Didn't get what I was looking for in Shuwaikh, the Lamington Road of Kuwait seen above, so as a consolation, bought a BMW logo for 3.12 KD. We always need to replace those back home don't we? :(
Luckily, after a museum, 4 malls and a walk around the small downtown/revolving restaurant (which was shut for renovation), American-sized strawberry shakes at Johnny Rockets, we were done with sightseeing.
So, a couple of days later, convinced someone to drive me to Amghara, or whatever the new location is called, one of the biggest breaker yards in the region.
Sadly couldn't find anything for my E30, was looking for some trim and a cassette player, etc. It's a good distance out of the city, in the middle of nowhere.

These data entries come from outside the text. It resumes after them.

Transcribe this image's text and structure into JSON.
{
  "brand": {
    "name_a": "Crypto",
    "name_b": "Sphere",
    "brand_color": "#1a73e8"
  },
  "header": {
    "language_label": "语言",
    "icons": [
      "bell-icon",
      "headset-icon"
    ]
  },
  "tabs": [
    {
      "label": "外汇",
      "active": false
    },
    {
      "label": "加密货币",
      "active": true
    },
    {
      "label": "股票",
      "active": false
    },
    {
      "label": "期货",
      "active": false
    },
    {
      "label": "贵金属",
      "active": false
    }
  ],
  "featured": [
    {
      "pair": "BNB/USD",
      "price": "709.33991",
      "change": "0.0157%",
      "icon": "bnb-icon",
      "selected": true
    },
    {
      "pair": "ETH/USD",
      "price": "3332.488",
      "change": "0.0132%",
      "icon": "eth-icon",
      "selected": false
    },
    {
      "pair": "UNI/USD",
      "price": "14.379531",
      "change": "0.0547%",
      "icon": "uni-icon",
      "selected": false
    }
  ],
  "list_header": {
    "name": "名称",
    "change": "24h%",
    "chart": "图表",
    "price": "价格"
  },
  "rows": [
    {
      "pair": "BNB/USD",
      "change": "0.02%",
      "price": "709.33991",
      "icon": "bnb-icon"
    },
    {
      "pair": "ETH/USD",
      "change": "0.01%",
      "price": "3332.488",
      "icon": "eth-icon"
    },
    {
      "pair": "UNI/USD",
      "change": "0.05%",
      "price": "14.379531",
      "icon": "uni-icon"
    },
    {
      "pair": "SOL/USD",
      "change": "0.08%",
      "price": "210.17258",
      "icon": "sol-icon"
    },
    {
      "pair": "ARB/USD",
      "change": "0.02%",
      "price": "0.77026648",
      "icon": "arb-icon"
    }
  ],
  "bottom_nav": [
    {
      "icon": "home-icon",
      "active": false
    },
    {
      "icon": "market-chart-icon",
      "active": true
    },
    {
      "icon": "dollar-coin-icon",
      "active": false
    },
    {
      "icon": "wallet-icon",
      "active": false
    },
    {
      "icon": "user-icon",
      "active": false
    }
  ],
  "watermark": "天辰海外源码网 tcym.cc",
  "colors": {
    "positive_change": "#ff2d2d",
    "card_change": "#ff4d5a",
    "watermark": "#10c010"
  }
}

As in most places out of India, everyone refers to distances in minutes and not kilometres, because the roads and the traffic conditions are pretty predictable. It was more than an hour's drive from Kuwait City. While in India, saying I'm 20 minutes away may be true on one day, may be 30-40 on another day
http://248am.com/mark/automotive/new...yard-location/
So you park your car close to some yard or a scrap shop, else you may just find it stripped or nothing there.
The place is huge.
Each yard, the size of a city block is devoted to a particular brand. Corvettes stacked three-high, Mercs, Lexus', BMWs, a smallish lot for Hummers too, as were all other brands in their own yards.
You go in with a sample or a picture or some description and figure rates and bargain and drive back with parts that would cost lesser here than buying used / serviceable parts back in Shuwaikh/town.
But this trip too proved to be a unfruitful.
We took a detour and saw the Kuwaiti version of the Taj Mahal that someone has built in the middle of nowhere, and headed home, tired, frustrated and dehydrated.
But the memories of that place, the dry air with fumes of gas and old grease, the expectant looks from the poor Bangladeshis toiling away to earn a pittance from the scrap will linger forever.